Alya'nın işe gitme vakti gelmek üzereydi. Zaten bir şey de bulamamışlardı. Bir kafeye geçip oturdular.
Alya lavobaya gitme bahanesiyle gelen mesaja bakmaya gitti.
Aaa ama kırılıyorum. İftira atmak sana hiç yakışmıyor. Ayrıca bir önceki sorumu da cevaplamadın. İstersen tekrar yazayım.
'Anlatsana biraz. Kerem, seviyor musun onu? Sevgilisi ya onu? Kumsal'ı -sever- miydin? Gerçi sondaki soru biraz komik oldu sanki ha? Arkasından konuşmak gibi olmasın ben çok seviyordum doğrusu.'
-AAlya sinirle bir cevap yazdı.
Kerem... Çok severim. Çok iyi arkadaşız sonuçta değil mi? Sevgilisi işte o kızda bir şeyler var ama... Kumsal, sevilmeyecek kız değil(di) doğrusu(!) Sen seviyordun öyle mi? Sen bir ara sana gerçek yüzünü gösterdiğini söylemiştin?
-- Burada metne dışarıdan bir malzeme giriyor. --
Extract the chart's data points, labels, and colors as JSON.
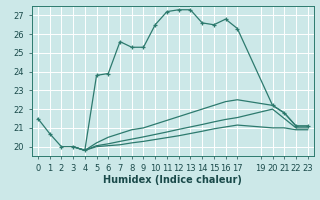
{
  "xlabel": "Humidex (Indice chaleur)",
  "bg_color": "#cce8e8",
  "line_color": "#2d7a6e",
  "grid_color": "#aed4d4",
  "xlim": [
    -0.5,
    23.5
  ],
  "ylim": [
    19.5,
    27.5
  ],
  "yticks": [
    20,
    21,
    22,
    23,
    24,
    25,
    26,
    27
  ],
  "xticks": [
    0,
    1,
    2,
    3,
    4,
    5,
    6,
    7,
    8,
    9,
    10,
    11,
    12,
    13,
    14,
    15,
    16,
    17,
    19,
    20,
    21,
    22,
    23
  ],
  "line1_x": [
    0,
    1,
    2,
    3,
    4,
    5,
    6,
    7,
    8,
    9,
    10,
    11,
    12,
    13,
    14,
    15,
    16,
    17,
    20,
    21,
    22,
    23
  ],
  "line1_y": [
    21.5,
    20.7,
    20.0,
    20.0,
    19.8,
    23.8,
    23.9,
    25.6,
    25.3,
    25.3,
    26.5,
    27.2,
    27.3,
    27.3,
    26.6,
    26.5,
    26.8,
    26.3,
    22.2,
    21.8,
    21.1,
    21.1
  ],
  "line2_x": [
    3,
    4,
    5,
    6,
    7,
    8,
    9,
    10,
    11,
    12,
    13,
    14,
    15,
    16,
    17,
    20,
    21,
    22,
    23
  ],
  "line2_y": [
    20.0,
    19.8,
    20.2,
    20.5,
    20.7,
    20.9,
    21.0,
    21.2,
    21.4,
    21.6,
    21.8,
    22.0,
    22.2,
    22.4,
    22.5,
    22.2,
    21.8,
    21.1,
    21.1
  ],
  "line3_x": [
    3,
    4,
    5,
    6,
    7,
    8,
    9,
    10,
    11,
    12,
    13,
    14,
    15,
    16,
    17,
    20,
    21,
    22,
    23
  ],
  "line3_y": [
    20.0,
    19.8,
    20.05,
    20.15,
    20.28,
    20.4,
    20.52,
    20.65,
    20.78,
    20.92,
    21.05,
    21.18,
    21.32,
    21.45,
    21.55,
    22.0,
    21.5,
    21.0,
    21.0
  ],
  "line4_x": [
    3,
    4,
    5,
    6,
    7,
    8,
    9,
    10,
    11,
    12,
    13,
    14,
    15,
    16,
    17,
    20,
    21,
    22,
    23
  ],
  "line4_y": [
    20.0,
    19.8,
    20.0,
    20.05,
    20.1,
    20.2,
    20.28,
    20.38,
    20.48,
    20.58,
    20.7,
    20.82,
    20.95,
    21.05,
    21.15,
    21.0,
    21.0,
    20.9,
    20.9
  ]
}
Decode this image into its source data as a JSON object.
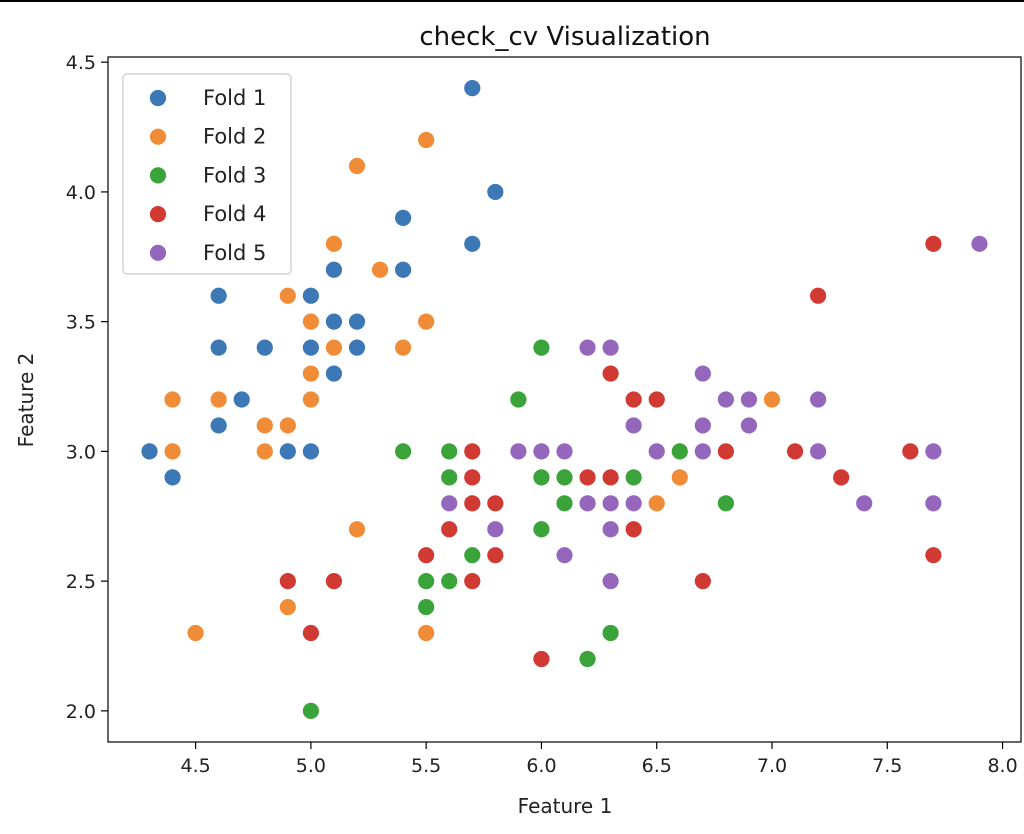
{
  "chart_data": {
    "type": "scatter",
    "title": "check_cv Visualization",
    "xlabel": "Feature 1",
    "ylabel": "Feature 2",
    "xlim": [
      4.12,
      8.08
    ],
    "ylim": [
      1.88,
      4.52
    ],
    "xticks": [
      "4.5",
      "5.0",
      "5.5",
      "6.0",
      "6.5",
      "7.0",
      "7.5",
      "8.0"
    ],
    "yticks": [
      "2.0",
      "2.5",
      "3.0",
      "3.5",
      "4.0",
      "4.5"
    ],
    "legend_position": "top-left",
    "grid": false,
    "series": [
      {
        "name": "Fold 1",
        "color": "#3b78b5",
        "points": [
          [
            4.3,
            3.0
          ],
          [
            4.4,
            2.9
          ],
          [
            4.6,
            3.1
          ],
          [
            4.6,
            3.4
          ],
          [
            4.6,
            3.6
          ],
          [
            4.7,
            3.2
          ],
          [
            4.8,
            3.4
          ],
          [
            4.9,
            3.0
          ],
          [
            5.0,
            3.0
          ],
          [
            5.0,
            3.4
          ],
          [
            5.0,
            3.6
          ],
          [
            5.1,
            3.3
          ],
          [
            5.1,
            3.5
          ],
          [
            5.1,
            3.7
          ],
          [
            5.2,
            3.4
          ],
          [
            5.2,
            3.5
          ],
          [
            5.4,
            3.7
          ],
          [
            5.4,
            3.9
          ],
          [
            5.7,
            3.8
          ],
          [
            5.7,
            4.4
          ],
          [
            5.8,
            4.0
          ]
        ]
      },
      {
        "name": "Fold 2",
        "color": "#f08c37",
        "points": [
          [
            4.4,
            3.0
          ],
          [
            4.4,
            3.2
          ],
          [
            4.5,
            2.3
          ],
          [
            4.6,
            3.2
          ],
          [
            4.8,
            3.0
          ],
          [
            4.8,
            3.1
          ],
          [
            4.9,
            2.4
          ],
          [
            4.9,
            3.1
          ],
          [
            4.9,
            3.6
          ],
          [
            5.0,
            3.2
          ],
          [
            5.0,
            3.3
          ],
          [
            5.0,
            3.5
          ],
          [
            5.1,
            3.4
          ],
          [
            5.1,
            3.8
          ],
          [
            5.2,
            2.7
          ],
          [
            5.2,
            4.1
          ],
          [
            5.3,
            3.7
          ],
          [
            5.4,
            3.4
          ],
          [
            5.5,
            2.3
          ],
          [
            5.5,
            3.5
          ],
          [
            5.5,
            4.2
          ],
          [
            6.5,
            2.8
          ],
          [
            6.6,
            2.9
          ],
          [
            7.0,
            3.2
          ]
        ]
      },
      {
        "name": "Fold 3",
        "color": "#3aa33a",
        "points": [
          [
            5.0,
            2.0
          ],
          [
            5.4,
            3.0
          ],
          [
            5.5,
            2.4
          ],
          [
            5.5,
            2.5
          ],
          [
            5.6,
            2.5
          ],
          [
            5.6,
            2.9
          ],
          [
            5.6,
            3.0
          ],
          [
            5.7,
            2.6
          ],
          [
            5.9,
            3.2
          ],
          [
            6.0,
            2.7
          ],
          [
            6.0,
            2.9
          ],
          [
            6.0,
            3.4
          ],
          [
            6.1,
            2.8
          ],
          [
            6.1,
            2.9
          ],
          [
            6.2,
            2.2
          ],
          [
            6.3,
            2.3
          ],
          [
            6.4,
            2.9
          ],
          [
            6.6,
            3.0
          ],
          [
            6.8,
            2.8
          ]
        ]
      },
      {
        "name": "Fold 4",
        "color": "#d03a33",
        "points": [
          [
            4.9,
            2.5
          ],
          [
            5.0,
            2.3
          ],
          [
            5.1,
            2.5
          ],
          [
            5.5,
            2.6
          ],
          [
            5.6,
            2.7
          ],
          [
            5.7,
            2.5
          ],
          [
            5.7,
            2.8
          ],
          [
            5.7,
            2.9
          ],
          [
            5.7,
            3.0
          ],
          [
            5.8,
            2.6
          ],
          [
            5.8,
            2.8
          ],
          [
            6.0,
            2.2
          ],
          [
            6.2,
            2.9
          ],
          [
            6.3,
            2.9
          ],
          [
            6.3,
            3.3
          ],
          [
            6.4,
            2.7
          ],
          [
            6.4,
            3.2
          ],
          [
            6.5,
            3.2
          ],
          [
            6.7,
            2.5
          ],
          [
            6.8,
            3.0
          ],
          [
            7.1,
            3.0
          ],
          [
            7.2,
            3.6
          ],
          [
            7.3,
            2.9
          ],
          [
            7.6,
            3.0
          ],
          [
            7.7,
            2.6
          ],
          [
            7.7,
            3.8
          ]
        ]
      },
      {
        "name": "Fold 5",
        "color": "#9467bd",
        "points": [
          [
            5.6,
            2.8
          ],
          [
            5.8,
            2.7
          ],
          [
            5.9,
            3.0
          ],
          [
            6.0,
            3.0
          ],
          [
            6.1,
            2.6
          ],
          [
            6.1,
            3.0
          ],
          [
            6.2,
            2.8
          ],
          [
            6.2,
            3.4
          ],
          [
            6.3,
            2.5
          ],
          [
            6.3,
            2.7
          ],
          [
            6.3,
            2.8
          ],
          [
            6.3,
            3.4
          ],
          [
            6.4,
            2.8
          ],
          [
            6.4,
            3.1
          ],
          [
            6.5,
            3.0
          ],
          [
            6.7,
            3.0
          ],
          [
            6.7,
            3.1
          ],
          [
            6.7,
            3.3
          ],
          [
            6.8,
            3.2
          ],
          [
            6.9,
            3.1
          ],
          [
            6.9,
            3.2
          ],
          [
            7.2,
            3.0
          ],
          [
            7.2,
            3.2
          ],
          [
            7.4,
            2.8
          ],
          [
            7.7,
            2.8
          ],
          [
            7.7,
            3.0
          ],
          [
            7.9,
            3.8
          ]
        ]
      }
    ]
  }
}
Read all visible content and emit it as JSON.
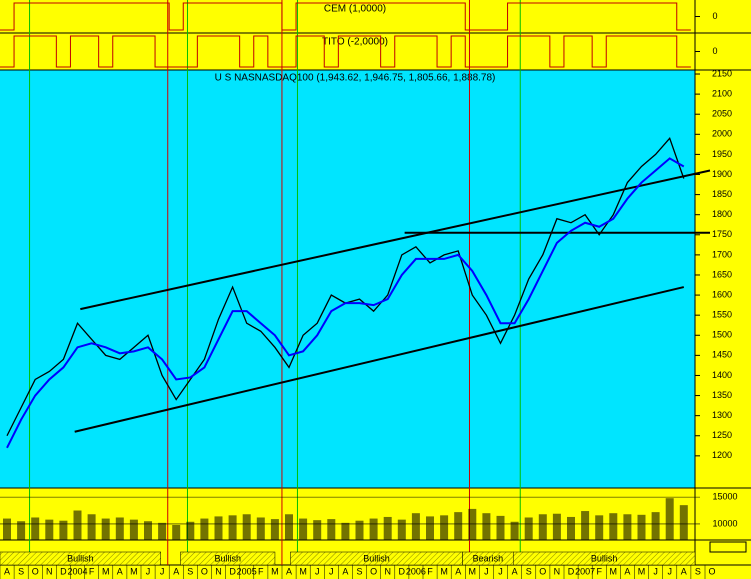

Gerçek yüzünü bilen biri Kumsal'ı sevebiliyor muymuş?
Aslında hep eski düşüncelerini yazmıştı, hızlıca ve üzerine düşünmeden. Şimdi Keremle iyi değillerdi. Açelya'ya da ısınmaya başlamıştı.
***
Açelya arabasını teslim ettikten sonra Kerem'le buluştu. Arabasını ise yarın alabileceğini öğrendiğinde çok sevinmişti.
Kerem de bazı işlerini halledip Açelya'yla buluşmak için anlaştıkları kafeye gitti.
Açelya geldiğinde karşılamak için ayağa kalktı ve sarıldı. Ayrılınca Açelya "Çok beklettim mi?" diye sordu.